Studies have actually found that most gay families are perfectly healthy, no more dysfunctional than a family with a male and female parent together or a single parent.
My best friend, who was also my high school sweetheart, identifies herself as pansexual. She is primarily attracted to women, I was one of the lucky guys who caught her eye. She has had to deal with a lot of turmoil in her life, not because she isn't comfortable with her sexuality (she REALLY is), but because her PARENTS aren't comfortable with her sexuality. Her mother has been more and more accepting, but her father remains a roadblock. I find this with a lot of my gay friends, that they're only struggle with the sexuality is other people's acceptance of them. I've seen parents disown their children, remove them from their homes, and church leaders deny them a place among their congregation (how VERY Christian of them). It's heartbreaking, and not until they get out on their own do they realize that there's nothing wrong with them, there's something wrong with the people who turned their backs on them. I just refuse to be one of those people. I'm sure there are homosexuals who wish they could have been born straight, it would have made life a lot easier. It's further proof (as if we needed any more) that homosexuality is not a choice. Who would choose to be gay in a world where so many people look down upon you? The solution is accepting who you are, and accepting that there's nothing wrong with you. You're gay, live your life and bollocks to those who tell you that you're less for being born different (starting to sound like a pro-mutant activist :P).

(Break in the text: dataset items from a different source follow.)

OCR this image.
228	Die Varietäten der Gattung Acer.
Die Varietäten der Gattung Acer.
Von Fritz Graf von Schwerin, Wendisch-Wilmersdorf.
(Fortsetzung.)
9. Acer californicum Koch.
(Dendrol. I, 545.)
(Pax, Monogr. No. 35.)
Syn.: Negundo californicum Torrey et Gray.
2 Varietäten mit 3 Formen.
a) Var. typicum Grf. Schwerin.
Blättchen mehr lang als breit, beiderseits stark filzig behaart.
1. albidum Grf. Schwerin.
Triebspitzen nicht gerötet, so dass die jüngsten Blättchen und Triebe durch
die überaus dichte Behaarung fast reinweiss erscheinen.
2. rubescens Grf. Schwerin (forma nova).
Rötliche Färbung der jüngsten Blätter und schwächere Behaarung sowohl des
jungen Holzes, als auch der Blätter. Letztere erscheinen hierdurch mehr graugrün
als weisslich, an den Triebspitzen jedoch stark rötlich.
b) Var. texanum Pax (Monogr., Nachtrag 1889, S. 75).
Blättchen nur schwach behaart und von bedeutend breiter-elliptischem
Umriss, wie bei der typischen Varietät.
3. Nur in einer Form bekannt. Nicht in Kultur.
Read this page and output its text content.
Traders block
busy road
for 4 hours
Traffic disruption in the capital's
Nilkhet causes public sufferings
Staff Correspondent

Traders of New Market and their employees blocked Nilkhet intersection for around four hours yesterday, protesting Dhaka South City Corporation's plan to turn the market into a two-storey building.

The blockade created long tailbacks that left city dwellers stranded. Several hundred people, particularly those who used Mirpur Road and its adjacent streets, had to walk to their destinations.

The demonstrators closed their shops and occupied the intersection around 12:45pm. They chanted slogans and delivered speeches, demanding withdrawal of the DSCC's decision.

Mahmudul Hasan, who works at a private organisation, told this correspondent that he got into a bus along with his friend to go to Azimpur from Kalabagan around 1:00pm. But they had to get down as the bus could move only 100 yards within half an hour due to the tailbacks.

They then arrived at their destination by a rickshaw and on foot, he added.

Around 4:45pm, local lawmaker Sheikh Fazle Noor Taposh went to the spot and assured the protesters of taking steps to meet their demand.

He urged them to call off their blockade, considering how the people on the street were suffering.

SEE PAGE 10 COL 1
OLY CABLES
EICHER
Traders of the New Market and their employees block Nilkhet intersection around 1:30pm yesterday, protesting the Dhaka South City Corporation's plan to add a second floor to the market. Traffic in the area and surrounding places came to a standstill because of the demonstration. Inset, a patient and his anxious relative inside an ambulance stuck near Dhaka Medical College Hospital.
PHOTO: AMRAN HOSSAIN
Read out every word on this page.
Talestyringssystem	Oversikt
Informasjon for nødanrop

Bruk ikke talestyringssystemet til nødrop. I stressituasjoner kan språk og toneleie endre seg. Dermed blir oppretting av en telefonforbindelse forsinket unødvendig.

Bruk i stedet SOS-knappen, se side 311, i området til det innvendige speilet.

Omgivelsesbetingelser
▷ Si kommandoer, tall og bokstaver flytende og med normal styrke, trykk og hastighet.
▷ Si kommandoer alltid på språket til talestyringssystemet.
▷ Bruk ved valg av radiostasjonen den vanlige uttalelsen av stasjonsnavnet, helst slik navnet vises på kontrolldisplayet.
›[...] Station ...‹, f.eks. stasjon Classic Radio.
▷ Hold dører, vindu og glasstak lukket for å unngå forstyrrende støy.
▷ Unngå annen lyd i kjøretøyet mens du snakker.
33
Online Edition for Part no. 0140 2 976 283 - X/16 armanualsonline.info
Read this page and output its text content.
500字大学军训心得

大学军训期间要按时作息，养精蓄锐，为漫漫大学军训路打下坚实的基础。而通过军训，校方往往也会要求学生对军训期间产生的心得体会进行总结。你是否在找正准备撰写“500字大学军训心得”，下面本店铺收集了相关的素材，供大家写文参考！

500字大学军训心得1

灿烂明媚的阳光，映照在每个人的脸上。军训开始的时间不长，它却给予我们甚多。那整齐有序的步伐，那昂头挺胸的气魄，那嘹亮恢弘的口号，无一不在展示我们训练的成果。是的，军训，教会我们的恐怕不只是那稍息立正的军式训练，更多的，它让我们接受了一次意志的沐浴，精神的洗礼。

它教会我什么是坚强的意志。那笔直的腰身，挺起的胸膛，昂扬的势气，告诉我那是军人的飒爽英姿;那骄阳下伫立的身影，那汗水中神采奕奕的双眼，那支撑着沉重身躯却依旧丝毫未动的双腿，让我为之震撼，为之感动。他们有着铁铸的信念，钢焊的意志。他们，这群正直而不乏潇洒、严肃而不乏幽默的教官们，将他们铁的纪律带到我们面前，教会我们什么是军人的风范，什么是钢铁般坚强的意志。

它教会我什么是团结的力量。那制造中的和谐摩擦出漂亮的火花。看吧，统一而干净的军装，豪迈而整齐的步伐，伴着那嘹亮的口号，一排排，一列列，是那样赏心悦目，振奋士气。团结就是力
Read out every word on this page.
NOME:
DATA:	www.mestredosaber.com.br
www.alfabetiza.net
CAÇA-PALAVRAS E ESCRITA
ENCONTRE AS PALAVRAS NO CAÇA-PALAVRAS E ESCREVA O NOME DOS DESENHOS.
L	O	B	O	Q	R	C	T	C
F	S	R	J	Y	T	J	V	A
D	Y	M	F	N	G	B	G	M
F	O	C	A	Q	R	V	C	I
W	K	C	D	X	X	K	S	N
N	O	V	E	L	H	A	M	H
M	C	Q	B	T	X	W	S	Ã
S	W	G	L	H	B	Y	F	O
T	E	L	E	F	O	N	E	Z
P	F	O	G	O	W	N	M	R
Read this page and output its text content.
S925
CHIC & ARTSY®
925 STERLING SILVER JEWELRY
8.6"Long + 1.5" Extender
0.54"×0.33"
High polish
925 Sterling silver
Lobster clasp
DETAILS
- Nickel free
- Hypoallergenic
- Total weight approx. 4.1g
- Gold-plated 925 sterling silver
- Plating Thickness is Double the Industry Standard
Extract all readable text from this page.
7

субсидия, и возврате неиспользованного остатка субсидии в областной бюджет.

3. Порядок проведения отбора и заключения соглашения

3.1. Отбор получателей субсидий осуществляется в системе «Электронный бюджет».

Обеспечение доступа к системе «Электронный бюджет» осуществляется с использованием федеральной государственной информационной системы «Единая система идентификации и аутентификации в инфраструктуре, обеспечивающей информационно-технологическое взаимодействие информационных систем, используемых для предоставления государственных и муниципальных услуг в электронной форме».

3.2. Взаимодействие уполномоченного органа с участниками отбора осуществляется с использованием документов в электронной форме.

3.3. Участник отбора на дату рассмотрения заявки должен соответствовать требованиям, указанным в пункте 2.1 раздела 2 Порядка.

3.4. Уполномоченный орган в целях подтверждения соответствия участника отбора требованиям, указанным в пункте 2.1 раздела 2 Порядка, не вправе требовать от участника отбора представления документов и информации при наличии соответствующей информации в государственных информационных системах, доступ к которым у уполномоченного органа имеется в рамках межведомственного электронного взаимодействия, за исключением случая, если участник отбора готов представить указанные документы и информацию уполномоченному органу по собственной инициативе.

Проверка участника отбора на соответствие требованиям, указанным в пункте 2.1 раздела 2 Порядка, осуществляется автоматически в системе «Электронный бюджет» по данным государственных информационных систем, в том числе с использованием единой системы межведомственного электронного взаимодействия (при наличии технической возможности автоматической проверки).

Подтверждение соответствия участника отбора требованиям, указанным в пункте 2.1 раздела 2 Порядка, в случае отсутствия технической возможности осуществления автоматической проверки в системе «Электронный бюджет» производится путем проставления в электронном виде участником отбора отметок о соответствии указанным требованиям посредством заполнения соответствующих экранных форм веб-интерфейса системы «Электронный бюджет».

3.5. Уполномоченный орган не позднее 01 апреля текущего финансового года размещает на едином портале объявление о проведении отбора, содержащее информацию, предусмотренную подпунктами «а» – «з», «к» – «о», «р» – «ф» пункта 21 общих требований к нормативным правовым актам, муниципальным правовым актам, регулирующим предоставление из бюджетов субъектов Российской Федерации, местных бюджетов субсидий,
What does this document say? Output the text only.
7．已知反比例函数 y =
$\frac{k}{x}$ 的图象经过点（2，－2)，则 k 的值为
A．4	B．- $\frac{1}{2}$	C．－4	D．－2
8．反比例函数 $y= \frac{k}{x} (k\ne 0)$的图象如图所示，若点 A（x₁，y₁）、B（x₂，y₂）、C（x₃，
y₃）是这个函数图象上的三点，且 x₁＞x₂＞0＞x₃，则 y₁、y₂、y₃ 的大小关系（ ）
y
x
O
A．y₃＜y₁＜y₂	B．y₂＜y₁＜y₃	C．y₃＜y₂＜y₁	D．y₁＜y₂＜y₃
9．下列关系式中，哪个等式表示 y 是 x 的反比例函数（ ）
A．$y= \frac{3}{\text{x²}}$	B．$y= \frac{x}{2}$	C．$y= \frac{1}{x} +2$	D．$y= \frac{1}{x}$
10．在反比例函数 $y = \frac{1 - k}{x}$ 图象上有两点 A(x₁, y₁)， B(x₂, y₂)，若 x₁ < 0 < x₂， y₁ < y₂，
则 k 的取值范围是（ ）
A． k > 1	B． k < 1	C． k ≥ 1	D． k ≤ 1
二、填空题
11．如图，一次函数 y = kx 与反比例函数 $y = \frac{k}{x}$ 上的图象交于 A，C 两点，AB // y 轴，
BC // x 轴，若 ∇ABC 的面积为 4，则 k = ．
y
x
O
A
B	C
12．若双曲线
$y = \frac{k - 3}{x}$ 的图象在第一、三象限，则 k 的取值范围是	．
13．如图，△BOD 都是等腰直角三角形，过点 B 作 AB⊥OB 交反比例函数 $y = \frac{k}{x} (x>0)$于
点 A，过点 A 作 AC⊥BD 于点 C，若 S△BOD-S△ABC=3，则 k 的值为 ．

I was a libertarian myself for the longest time, but I ultimately lost faith in it's tenets. I simply couldn't stand behind certain aspects of there not being a strong federal government. So many hard-working and honest people depend on their government to assist them in their daily lives, and the bad apples who abuse the system shouldn't spoil it for everyone else. I've essentially become more and more socialist as I grow older, a rather angry and cynical liberal. Both sides of the fence just anger me regularly. Democrats have no spines, Republicans have no decency, it's all one big corrupt and self-serving mess. Colbert and Stewart keep me entertained on the nonsense though, so I can't complain about it all. My bud, a Special Forces vet who runs the veterans group on our college campus, often talks politics with me. Unlike a lot of the other vets I meet, he's a staunch liberal. His biggest gripe is that people in the U.S. would rather throw a fit about welfare and social security, and yet the countries he's been too are filled with constant warfare and strife. We've got it made, and yet we take it for granted every damn day.
It defends on the state I believe, though I believe there may be a federal law coming into effect that would guarantee spousal visiting rights regardless of gender.